Dremio Jekyll

Data Warehouses Explained by Dremio

At its simplest, data warehouse is a system used for storing and reporting on data. The data typically originates in multiple systems, then it is moved into the data warehouse for long-term storage and analysis. This storage is structured such that users from many divisions or departments within an organization can access and analyze the data according to their needs.

Diagram showing how data warehouses are connected to other business systems

A data warehouse contains data from many operational sources. It is used to analyze data.

Data warehouses are analytical tools, built to support decision making and reporting for users across many departments. They are also archives, holding historical data not maintained in operational systems.

Data warehouses work to create a single, unified system of truth for an entire organization. Unfortunately, as you might imagine, trying to maintain accuracy and thoroughness in such a system is incredibly difficult.

Why Use A Data Warehouse?

So, if data warehouses are so complex to build and maintain, why do organizations bother?

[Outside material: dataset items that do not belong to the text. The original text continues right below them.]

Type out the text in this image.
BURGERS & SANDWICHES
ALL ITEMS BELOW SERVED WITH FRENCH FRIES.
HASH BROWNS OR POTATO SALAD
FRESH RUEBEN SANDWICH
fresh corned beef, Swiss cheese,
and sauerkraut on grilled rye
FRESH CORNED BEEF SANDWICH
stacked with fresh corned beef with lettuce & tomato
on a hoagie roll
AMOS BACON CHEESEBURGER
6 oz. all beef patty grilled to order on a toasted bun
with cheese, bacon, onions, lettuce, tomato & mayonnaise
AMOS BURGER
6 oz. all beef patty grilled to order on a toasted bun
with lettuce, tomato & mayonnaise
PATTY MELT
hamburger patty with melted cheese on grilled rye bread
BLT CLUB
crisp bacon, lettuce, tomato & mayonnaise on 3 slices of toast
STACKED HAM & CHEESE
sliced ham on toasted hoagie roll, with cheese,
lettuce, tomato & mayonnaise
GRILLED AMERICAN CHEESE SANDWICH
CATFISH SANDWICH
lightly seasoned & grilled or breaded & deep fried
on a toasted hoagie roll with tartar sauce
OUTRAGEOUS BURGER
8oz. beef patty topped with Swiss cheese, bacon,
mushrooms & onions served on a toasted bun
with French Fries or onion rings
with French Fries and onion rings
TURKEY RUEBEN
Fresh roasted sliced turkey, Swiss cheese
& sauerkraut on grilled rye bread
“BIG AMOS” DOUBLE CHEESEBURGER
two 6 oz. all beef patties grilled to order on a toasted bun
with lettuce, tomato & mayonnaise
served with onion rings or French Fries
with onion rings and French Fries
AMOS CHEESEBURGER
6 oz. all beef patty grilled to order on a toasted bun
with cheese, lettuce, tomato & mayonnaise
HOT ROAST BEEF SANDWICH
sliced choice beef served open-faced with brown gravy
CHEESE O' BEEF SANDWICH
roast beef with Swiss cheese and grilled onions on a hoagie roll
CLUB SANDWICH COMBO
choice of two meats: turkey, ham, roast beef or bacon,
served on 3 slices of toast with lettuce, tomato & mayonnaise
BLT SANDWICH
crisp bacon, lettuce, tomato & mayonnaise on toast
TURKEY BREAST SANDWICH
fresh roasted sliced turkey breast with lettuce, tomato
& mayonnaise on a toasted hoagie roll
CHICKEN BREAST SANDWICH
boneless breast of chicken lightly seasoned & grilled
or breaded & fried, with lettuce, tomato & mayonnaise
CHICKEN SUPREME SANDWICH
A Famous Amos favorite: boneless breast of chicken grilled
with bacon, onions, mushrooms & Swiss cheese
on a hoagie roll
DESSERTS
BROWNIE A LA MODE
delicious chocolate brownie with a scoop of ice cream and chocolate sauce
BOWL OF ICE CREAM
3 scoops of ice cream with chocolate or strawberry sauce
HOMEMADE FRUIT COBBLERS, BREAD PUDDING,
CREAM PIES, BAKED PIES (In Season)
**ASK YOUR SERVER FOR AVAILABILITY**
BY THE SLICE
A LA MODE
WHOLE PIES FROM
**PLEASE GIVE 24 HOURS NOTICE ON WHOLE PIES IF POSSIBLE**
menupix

Data warehouses can provide:

  • A single point of access for all data, rather than requiring users to connect to dozens or even hundreds of systems individually
  • An assurance of data quality
  • A history of the data they store
  • Separation between day-to-day operational systems and analytical systems, for security reasons
  • A standard set of semantics around data, for example: consistency in naming conventions, codes for different types of products, languages, and currencies, and so on

Storing comprehensive data in structured relationships, means that data warehouses can also provide answers to a whole variety of complex questions, like:

  • How much revenue has each of our product lines brought in per month over the past ten years, broken out by city and state?
  • What is the average transaction size at one of our ATMs, broken out by time of day and total customer assets?
  • What is the percentage employee turnover for the past year in stores that have been open for at least three years? How many hours did those employees work per week?

Data Warehouse Architecture

Data warehouses are built in many different forms, attempting to account for and structure the complexity of the organizations that use them.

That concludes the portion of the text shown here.